Enfin, les fédérations alertent sur le fait que l’industrie de la connaissance que forment les emplois qualifiés pourrait davantage être sollicitée dans les différents plans de relance, de transformation et de création d’emplois. « C’est un fleuron pour la France, mais un fleuron méconnu. Pourtant impliquées dans l’ensemble des défis politiques et économiques à relever, comme la transition écologique, numérique, la redynamisation des territoires ou, bien sûr, la souveraineté numérique, nos compétences ne sont pas assez mises à contribution », déplore ainsi le président de la Fédération Syntec.

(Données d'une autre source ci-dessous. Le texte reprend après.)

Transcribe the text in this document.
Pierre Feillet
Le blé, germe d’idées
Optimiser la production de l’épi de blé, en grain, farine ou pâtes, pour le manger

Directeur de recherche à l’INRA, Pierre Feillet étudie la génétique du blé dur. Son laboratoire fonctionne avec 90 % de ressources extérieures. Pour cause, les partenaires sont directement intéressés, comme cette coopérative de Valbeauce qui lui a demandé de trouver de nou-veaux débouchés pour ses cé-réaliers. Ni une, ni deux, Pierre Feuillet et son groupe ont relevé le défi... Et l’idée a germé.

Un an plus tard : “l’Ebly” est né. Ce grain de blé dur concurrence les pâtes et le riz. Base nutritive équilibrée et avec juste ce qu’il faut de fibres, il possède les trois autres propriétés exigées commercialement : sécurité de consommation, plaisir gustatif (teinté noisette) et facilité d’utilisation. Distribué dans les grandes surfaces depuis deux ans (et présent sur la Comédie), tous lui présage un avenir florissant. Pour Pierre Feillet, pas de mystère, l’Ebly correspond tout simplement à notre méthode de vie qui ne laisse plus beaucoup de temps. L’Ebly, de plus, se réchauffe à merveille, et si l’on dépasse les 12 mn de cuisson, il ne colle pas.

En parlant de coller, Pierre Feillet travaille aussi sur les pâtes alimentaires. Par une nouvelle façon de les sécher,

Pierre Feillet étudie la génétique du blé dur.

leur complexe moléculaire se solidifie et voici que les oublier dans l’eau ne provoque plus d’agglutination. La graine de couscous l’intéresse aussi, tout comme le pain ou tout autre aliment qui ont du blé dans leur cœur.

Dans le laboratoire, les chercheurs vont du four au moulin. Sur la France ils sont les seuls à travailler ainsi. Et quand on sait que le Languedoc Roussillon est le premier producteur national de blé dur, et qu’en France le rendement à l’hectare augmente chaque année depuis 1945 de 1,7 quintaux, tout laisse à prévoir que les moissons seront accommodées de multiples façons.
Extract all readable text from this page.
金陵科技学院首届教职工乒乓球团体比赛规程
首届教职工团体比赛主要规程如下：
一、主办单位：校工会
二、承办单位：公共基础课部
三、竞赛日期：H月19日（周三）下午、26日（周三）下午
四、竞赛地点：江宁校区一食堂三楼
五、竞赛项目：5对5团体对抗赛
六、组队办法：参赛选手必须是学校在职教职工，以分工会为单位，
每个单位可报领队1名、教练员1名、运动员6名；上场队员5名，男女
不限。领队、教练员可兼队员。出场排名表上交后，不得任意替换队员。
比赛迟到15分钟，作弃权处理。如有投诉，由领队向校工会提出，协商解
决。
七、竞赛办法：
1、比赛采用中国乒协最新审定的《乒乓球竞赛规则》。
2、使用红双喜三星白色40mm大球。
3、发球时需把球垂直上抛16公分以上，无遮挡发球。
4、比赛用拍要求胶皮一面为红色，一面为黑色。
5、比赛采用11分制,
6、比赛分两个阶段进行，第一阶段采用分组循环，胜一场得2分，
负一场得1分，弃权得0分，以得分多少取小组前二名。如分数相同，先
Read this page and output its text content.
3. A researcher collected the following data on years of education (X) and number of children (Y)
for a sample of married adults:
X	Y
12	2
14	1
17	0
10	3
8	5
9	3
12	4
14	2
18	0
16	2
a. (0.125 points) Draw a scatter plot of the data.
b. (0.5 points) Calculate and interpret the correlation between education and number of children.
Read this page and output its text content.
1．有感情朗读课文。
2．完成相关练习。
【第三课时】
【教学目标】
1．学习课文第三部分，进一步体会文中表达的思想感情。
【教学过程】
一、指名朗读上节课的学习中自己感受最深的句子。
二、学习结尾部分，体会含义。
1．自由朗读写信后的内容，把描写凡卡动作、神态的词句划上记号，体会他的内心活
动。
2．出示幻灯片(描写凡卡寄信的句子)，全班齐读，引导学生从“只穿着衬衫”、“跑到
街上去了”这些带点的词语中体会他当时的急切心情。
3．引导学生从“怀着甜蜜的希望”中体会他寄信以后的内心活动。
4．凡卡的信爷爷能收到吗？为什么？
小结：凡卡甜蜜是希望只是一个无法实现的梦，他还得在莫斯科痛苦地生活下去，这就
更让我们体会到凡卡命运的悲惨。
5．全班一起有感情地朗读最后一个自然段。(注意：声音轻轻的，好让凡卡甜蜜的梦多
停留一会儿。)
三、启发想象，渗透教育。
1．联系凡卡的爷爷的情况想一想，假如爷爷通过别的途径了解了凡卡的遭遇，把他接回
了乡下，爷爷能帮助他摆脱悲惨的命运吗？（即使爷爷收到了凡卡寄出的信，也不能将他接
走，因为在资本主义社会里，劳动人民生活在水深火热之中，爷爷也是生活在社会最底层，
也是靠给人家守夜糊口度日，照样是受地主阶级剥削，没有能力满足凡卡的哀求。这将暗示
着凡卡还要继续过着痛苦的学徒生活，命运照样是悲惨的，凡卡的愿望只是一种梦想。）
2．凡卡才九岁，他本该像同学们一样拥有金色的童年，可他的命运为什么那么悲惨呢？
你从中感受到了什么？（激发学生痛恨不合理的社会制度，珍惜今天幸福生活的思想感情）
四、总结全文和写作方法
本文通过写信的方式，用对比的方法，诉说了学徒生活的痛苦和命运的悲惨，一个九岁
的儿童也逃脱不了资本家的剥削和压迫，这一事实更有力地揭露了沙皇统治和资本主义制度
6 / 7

Un actif sur cinq est cadre

Toutes les mesures présentées ont pour vocation de soutenir la bonne dynamique de l’emploi qualifié, garant à la fois de croissance économique et de cohésion sociale. Bruno Mettling, président fondateur du cabinet de conseil Topics, spécialisé dans la transformation numérique et sociale, constate ainsi une « corrélation étroite entre l’intensité de l’emploi qualifié sur un territoire et la création de richesses ». Autre constat, le rôle joué par les cadres dans la cohésion sociale du pays, ces derniers contribuant pour une large part au système social français, et l’emploi qualifié constituant un rouage essentiel de l’ascenseur social. Ce que confirme Maya Atig, directrice générale de la FBF : « Nos cadres sont une force pour les entreprises, notamment face aux transitions qu'elles engagent ; ils sont, en outre, la preuve que l’ascenseur social fonctionne ». Du fait de la place grandissante prise par les cadres ces dernières années, Bruno Mettling évoque « la révolution silencieuse du marché du travail dont l’emploi qualifié est à l’origine ». Ainsi, alors qu’ils étaient 2,4 millions en 1990, soit un actif sur dix, ils étaient en 2005 deux fois plus nombreux : 5,2 millions, soit un actif sur cinq. Et « La France compte plus de cadres que d’ouvriers » signale-t-il. En outre, si en 1985 moins d’un tiers des cadres étaient titulaires d’un bac+5, ils sont plus de 55% aujourd’hui. « Les cadres sont une chance pour notre pays : nous devons collectivement en faire une priorité », conclut Florence Lustman.